Having come to the conclusion that this lease is genuine and that Hubble's, Inc., have the interest accrued by it, it has a right to be considered in the distribution of the proceeds of the sale if it brings anything above the amount of the mortgage and costs.

The court fixed the value of the leasehold of Hubble's, Inc., at $15,540. The amount of the present rental received, amounts to about $2,500 a year and the testimony is to the effect that even that amount *186 is liable to be diminished in the future. Out of this the buyer at the mortgage sale will have to pay taxes and upkeep, which will naturally diminish the net revenues from rentals. On the whole, we are of the opinion that the actual value of the leasehold is not greater than $12,000 and fix it at that amount.

Counsel for appellant urges that the court erred in setting aside the default against Hubble's, Inc., and permitting it to answer here. Such matters are to a great extent discretionary, and the answer of that defendant, while not technically verified in the manner required by law, was equivalent at least to an affidavit of merits and we cannot say that the discretion of the court was improvidently exercised.

Neither of the parties, Letitia Hubble, nor the Standard Oil Company, has any judgment against Hubble's, Inc., and taking the pleadings as they stand, and in view of the evidence, the order of distribution of the proceeds should be as follows:

First, the proceeds of the sale, or as much thereof as may be necessary, should be applied to the satisfaction of plaintiffs' judgment, and costs and disbursements including costs of sale.

Second, if any sum is left, it should be applied to the extent of $12,000 to the payment of the value of the leasehold interest of Hubble's incorporated.

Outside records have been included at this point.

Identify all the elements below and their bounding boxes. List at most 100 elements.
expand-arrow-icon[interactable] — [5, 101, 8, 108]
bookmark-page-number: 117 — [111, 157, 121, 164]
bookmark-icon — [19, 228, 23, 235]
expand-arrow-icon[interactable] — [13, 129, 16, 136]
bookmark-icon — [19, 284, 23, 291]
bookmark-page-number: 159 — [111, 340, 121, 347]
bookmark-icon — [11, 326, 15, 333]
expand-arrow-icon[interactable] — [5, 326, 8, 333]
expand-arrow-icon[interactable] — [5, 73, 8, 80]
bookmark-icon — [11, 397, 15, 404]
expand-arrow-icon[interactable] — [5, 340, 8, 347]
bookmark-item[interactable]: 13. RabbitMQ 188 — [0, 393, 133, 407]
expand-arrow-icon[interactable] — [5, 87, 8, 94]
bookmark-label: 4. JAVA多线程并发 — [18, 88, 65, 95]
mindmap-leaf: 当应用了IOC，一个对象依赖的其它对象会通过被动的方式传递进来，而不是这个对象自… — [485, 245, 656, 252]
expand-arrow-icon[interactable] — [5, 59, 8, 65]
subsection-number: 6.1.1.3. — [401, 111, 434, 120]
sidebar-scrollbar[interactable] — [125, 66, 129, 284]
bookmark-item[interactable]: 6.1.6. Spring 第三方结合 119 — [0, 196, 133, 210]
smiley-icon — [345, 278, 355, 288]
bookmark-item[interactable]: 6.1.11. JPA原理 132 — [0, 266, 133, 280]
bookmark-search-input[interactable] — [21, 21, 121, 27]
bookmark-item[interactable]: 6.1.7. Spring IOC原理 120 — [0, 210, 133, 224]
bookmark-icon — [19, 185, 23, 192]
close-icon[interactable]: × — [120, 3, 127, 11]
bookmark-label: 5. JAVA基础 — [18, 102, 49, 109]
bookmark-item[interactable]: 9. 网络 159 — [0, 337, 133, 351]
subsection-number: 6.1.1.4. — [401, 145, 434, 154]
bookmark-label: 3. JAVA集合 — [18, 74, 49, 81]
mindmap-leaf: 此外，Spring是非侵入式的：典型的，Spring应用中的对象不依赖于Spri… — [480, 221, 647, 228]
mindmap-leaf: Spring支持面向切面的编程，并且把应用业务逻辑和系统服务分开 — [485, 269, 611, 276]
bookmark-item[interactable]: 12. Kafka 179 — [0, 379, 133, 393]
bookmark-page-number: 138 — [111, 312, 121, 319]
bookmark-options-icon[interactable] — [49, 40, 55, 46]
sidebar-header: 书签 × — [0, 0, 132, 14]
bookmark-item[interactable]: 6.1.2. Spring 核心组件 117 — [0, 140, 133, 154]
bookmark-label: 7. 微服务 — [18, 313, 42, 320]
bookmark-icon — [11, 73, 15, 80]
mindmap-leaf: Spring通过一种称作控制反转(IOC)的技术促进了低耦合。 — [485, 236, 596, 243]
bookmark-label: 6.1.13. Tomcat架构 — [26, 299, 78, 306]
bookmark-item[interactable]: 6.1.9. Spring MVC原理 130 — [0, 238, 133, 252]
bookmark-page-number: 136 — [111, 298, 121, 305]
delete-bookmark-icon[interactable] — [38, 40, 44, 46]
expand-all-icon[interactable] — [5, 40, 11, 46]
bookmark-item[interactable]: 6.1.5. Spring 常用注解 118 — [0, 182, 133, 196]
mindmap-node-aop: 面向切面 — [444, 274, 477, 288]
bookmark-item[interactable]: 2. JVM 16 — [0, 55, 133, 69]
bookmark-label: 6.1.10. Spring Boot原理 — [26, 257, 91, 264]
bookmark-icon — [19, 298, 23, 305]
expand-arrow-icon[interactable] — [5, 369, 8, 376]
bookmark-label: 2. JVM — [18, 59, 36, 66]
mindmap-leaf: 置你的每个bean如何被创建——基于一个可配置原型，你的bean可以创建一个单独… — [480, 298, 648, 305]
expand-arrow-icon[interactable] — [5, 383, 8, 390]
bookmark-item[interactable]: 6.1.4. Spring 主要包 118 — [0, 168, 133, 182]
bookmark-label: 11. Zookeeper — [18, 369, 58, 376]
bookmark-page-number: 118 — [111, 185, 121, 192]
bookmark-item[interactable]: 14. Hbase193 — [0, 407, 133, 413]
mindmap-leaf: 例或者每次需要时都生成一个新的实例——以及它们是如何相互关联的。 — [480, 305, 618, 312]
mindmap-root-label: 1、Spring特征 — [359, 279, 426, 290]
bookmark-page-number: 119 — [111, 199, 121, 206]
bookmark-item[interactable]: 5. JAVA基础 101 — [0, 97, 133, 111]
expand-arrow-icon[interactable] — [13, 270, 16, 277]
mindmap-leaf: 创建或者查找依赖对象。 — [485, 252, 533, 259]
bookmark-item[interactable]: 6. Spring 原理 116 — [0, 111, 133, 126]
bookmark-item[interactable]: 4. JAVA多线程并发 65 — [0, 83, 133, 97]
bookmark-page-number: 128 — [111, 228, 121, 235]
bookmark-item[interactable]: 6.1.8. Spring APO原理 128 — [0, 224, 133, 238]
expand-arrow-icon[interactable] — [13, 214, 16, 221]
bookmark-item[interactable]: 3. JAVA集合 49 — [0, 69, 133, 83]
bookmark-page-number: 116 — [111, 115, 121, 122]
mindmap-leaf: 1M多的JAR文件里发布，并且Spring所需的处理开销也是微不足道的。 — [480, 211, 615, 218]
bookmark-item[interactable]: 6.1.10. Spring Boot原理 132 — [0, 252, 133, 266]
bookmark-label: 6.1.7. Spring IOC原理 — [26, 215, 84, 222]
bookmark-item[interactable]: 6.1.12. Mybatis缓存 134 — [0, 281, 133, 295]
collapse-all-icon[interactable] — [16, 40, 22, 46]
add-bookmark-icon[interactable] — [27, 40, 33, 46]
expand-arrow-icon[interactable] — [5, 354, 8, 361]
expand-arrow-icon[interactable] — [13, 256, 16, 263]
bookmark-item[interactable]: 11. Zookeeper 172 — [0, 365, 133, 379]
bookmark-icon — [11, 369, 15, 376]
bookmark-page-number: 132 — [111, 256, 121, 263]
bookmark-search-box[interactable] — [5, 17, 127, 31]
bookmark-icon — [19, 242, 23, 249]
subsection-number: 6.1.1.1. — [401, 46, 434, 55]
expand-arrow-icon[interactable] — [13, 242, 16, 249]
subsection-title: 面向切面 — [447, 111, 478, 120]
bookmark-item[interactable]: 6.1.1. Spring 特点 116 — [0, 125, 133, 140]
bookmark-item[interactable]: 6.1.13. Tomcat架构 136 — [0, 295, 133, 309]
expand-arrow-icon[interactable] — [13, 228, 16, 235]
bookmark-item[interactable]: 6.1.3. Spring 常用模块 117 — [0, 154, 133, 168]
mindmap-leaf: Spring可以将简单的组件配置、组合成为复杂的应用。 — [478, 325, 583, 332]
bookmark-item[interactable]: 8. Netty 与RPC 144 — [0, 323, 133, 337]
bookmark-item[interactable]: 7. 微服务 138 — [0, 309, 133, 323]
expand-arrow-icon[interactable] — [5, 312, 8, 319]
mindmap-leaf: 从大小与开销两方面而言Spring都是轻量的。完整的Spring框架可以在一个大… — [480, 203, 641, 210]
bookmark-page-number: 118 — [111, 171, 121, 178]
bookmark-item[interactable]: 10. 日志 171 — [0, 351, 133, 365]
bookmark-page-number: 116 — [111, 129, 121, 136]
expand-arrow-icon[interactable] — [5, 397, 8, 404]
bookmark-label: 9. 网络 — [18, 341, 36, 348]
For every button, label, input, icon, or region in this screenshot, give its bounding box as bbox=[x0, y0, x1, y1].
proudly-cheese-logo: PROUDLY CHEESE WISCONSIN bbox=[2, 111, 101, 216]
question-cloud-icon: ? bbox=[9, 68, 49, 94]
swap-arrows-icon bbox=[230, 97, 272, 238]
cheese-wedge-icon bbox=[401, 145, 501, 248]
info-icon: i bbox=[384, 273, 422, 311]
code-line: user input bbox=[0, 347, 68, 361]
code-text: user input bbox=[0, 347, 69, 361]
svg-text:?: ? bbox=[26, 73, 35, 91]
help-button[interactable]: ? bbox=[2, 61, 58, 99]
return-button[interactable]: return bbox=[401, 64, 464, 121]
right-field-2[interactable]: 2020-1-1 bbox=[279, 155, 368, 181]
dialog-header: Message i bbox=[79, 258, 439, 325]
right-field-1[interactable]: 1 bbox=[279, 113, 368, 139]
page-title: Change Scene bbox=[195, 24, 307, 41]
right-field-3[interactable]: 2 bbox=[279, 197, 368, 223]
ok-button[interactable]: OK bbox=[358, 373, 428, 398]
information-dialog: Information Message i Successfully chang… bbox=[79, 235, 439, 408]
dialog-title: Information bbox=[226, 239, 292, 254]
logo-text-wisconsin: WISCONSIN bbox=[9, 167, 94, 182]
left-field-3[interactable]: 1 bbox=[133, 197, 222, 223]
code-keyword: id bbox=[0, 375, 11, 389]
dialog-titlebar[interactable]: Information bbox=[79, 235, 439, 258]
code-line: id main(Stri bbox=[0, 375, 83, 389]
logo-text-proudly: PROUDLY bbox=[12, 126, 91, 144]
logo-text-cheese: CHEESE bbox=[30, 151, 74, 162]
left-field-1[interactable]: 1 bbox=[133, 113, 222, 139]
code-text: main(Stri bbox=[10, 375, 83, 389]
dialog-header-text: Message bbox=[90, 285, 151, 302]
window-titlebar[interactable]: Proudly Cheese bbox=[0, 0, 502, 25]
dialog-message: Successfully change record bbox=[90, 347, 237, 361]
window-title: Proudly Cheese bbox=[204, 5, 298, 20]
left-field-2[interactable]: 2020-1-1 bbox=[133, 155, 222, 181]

Third, the judgment of Letitia Hubble, being first in time, should be first in right after the application of the proceeds to plaintiffs' judgment and Hubble's, Inc.

Fourth, the amount remaining, if any, should be applied to the payment of the judgment of the Standard Oil Company of California, and each of the parties should have the statutory right of redemption.

The plaintiffs will be allowed costs of foreclosure *187 and sale and none of the other parties will recover costs.

In all other respects than those noted, the decree of the Circuit Court is affirmed.

AFFIRMED AS MODIFIED.

BEAN, RAND and ROSSMAN, JJ., concur.